When you're in the middle of a job hunt, every opportunity for employment can seem exciting and promising. Even if you are offered every position in the world, not every position will be right for you and your unique skill set. You must learn how to properly assess what is offered to you in order to make the right selection.
HackerOne CEO Mårten Mickos is no stranger to evaluating job opportunities. Before leading HackerOne, Mickos was CEO of MySQL--a company that sold for $1 billion--and later landed at HP. In search of a challenge, Mickos then left HP and later evaluated 46 different job opportunities in order to arrive at HackerOne.
Currently, Mickos also advises others on how to effectually search for work. Here are Mickos' four tips on finding and choosing the right job for you.
1. Mickos's first rule of thumb--be thorough.

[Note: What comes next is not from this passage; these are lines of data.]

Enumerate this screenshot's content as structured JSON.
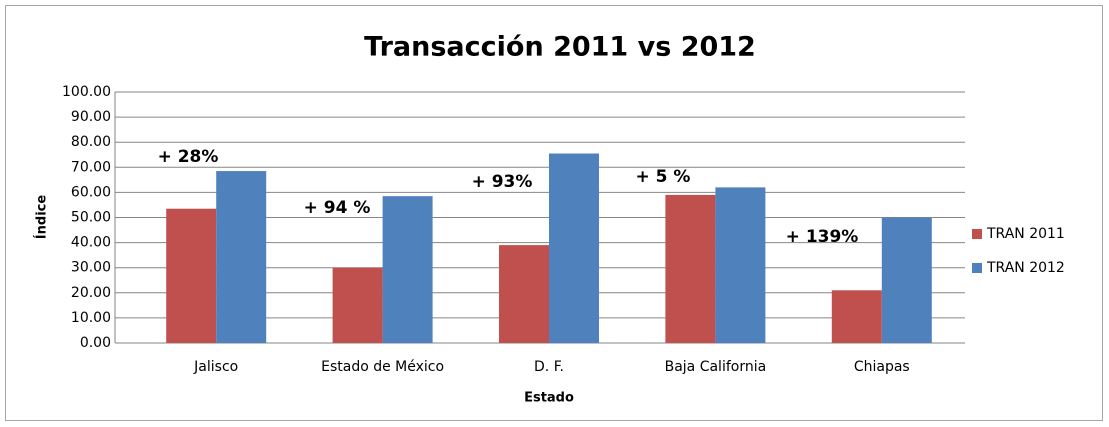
{
  "chart_data": {
    "type": "bar",
    "title": "Transacción 2011 vs 2012",
    "x_label": "Estado",
    "y_label": "Índice",
    "categories": [
      "Jalisco",
      "Estado de México",
      "D. F.",
      "Baja California",
      "Chiapas"
    ],
    "series": [
      {
        "name": "TRAN 2011",
        "color": "#c0504d",
        "values": [
          53.5,
          30,
          39,
          59,
          21
        ]
      },
      {
        "name": "TRAN 2012",
        "color": "#4f81bd",
        "values": [
          68.5,
          58.5,
          75.5,
          62,
          50
        ]
      }
    ],
    "annotations": [
      "+ 28%",
      "+ 94 %",
      "+ 93%",
      "+ 5 %",
      "+ 139%"
    ],
    "ylim": [
      0,
      100
    ],
    "yticks": [
      {
        "value": 0,
        "label": "0.00"
      },
      {
        "value": 10,
        "label": "10.00"
      },
      {
        "value": 20,
        "label": "20.00"
      },
      {
        "value": 30,
        "label": "30.00"
      },
      {
        "value": 40,
        "label": "40.00"
      },
      {
        "value": 50,
        "label": "50.00"
      },
      {
        "value": 60,
        "label": "60.00"
      },
      {
        "value": 70,
        "label": "70.00"
      },
      {
        "value": 80,
        "label": "80.00"
      },
      {
        "value": 90,
        "label": "90.00"
      },
      {
        "value": 100,
        "label": "100.00"
      }
    ],
    "grid": true,
    "legend": "right"
  }
}
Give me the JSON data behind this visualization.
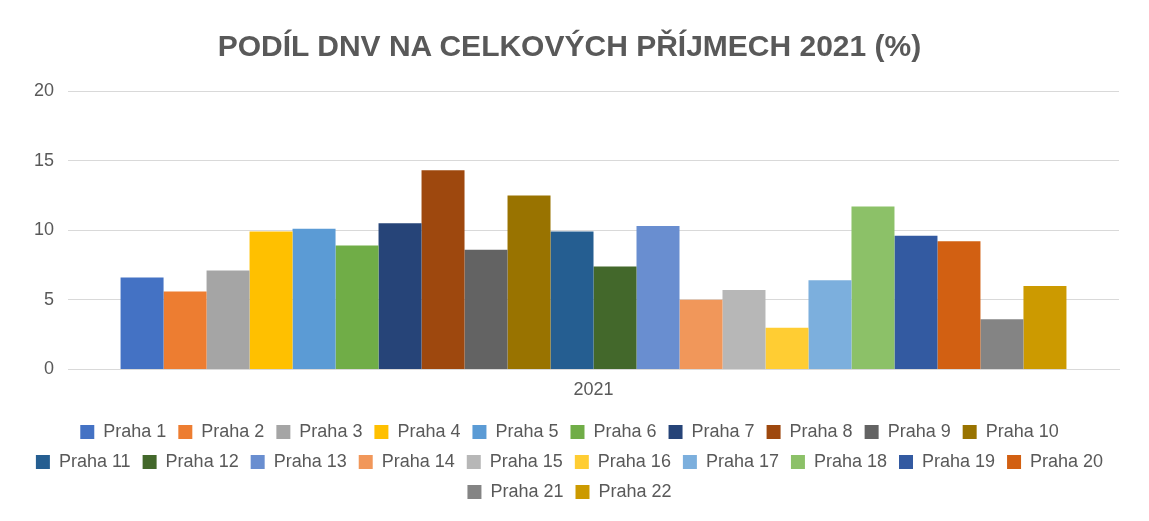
{
  "chart_data": {
    "type": "bar",
    "title": "PODÍL DNV NA CELKOVÝCH PŘÍJMECH 2021 (%)",
    "categories": [
      "2021"
    ],
    "series": [
      {
        "name": "Praha 1",
        "color": "#4472c4",
        "values": [
          6.6
        ]
      },
      {
        "name": "Praha 2",
        "color": "#ed7d31",
        "values": [
          5.6
        ]
      },
      {
        "name": "Praha 3",
        "color": "#a5a5a5",
        "values": [
          7.1
        ]
      },
      {
        "name": "Praha 4",
        "color": "#ffc000",
        "values": [
          9.9
        ]
      },
      {
        "name": "Praha 5",
        "color": "#5b9bd5",
        "values": [
          10.1
        ]
      },
      {
        "name": "Praha 6",
        "color": "#70ad47",
        "values": [
          8.9
        ]
      },
      {
        "name": "Praha 7",
        "color": "#264478",
        "values": [
          10.5
        ]
      },
      {
        "name": "Praha 8",
        "color": "#9e480e",
        "values": [
          14.3
        ]
      },
      {
        "name": "Praha 9",
        "color": "#636363",
        "values": [
          8.6
        ]
      },
      {
        "name": "Praha 10",
        "color": "#997300",
        "values": [
          12.5
        ]
      },
      {
        "name": "Praha 11",
        "color": "#255e91",
        "values": [
          9.9
        ]
      },
      {
        "name": "Praha 12",
        "color": "#43682b",
        "values": [
          7.4
        ]
      },
      {
        "name": "Praha 13",
        "color": "#698ed0",
        "values": [
          10.3
        ]
      },
      {
        "name": "Praha 14",
        "color": "#f1975a",
        "values": [
          5.0
        ]
      },
      {
        "name": "Praha 15",
        "color": "#b7b7b7",
        "values": [
          5.7
        ]
      },
      {
        "name": "Praha 16",
        "color": "#ffcd33",
        "values": [
          3.0
        ]
      },
      {
        "name": "Praha 17",
        "color": "#7cafdd",
        "values": [
          6.4
        ]
      },
      {
        "name": "Praha 18",
        "color": "#8cc168",
        "values": [
          11.7
        ]
      },
      {
        "name": "Praha 19",
        "color": "#335aa1",
        "values": [
          9.6
        ]
      },
      {
        "name": "Praha 20",
        "color": "#d26012",
        "values": [
          9.2
        ]
      },
      {
        "name": "Praha 21",
        "color": "#848484",
        "values": [
          3.6
        ]
      },
      {
        "name": "Praha 22",
        "color": "#cc9a00",
        "values": [
          6.0
        ]
      }
    ],
    "ylim": [
      0,
      20
    ],
    "yticks": [
      0,
      5,
      10,
      15,
      20
    ],
    "grid": "y",
    "legend": "bottom"
  }
}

Mickos emphasizes the importance of taking your time to find the right position. As he suggests, "Always look at many alternatives, even if you think you know what you want to do." This is because, "It is rare that you find the best opportunity quickly" and, "Without several opportunities to assess, you will not be able to figure out what's best for you."
2. Ask for advice.
Next, consider getting counsel from friends and mentors. What do they think about the opportunities you are evaluating? Mickos also recommends that you consult with your peers and let them weigh in on your assessment of those opportunities. They may know things about you that you are blind to."
3. Be flexible.
The counsel you receive from those you appreciate, and respect might not be what you want to hear. But you should be willing follow the insight you're given. "Be ready to change your preferences," says Mickos. "When I was contacted by Bill Gurley about HackerOne, I said, 'I don't want to work in cybersecurity because people seem cynical, negative, and nitpicky. They focus on problems and not opportunities.' I was a little right, but mostly wrong."
4. Once you find the right opportunity for you, pursue it at full force.
If you really want the job, recommends Mickos, "make sure to do a turnaround at some point and show them that there is nothing you want more than that job." Demonstrate commitment and soon the job will be yours.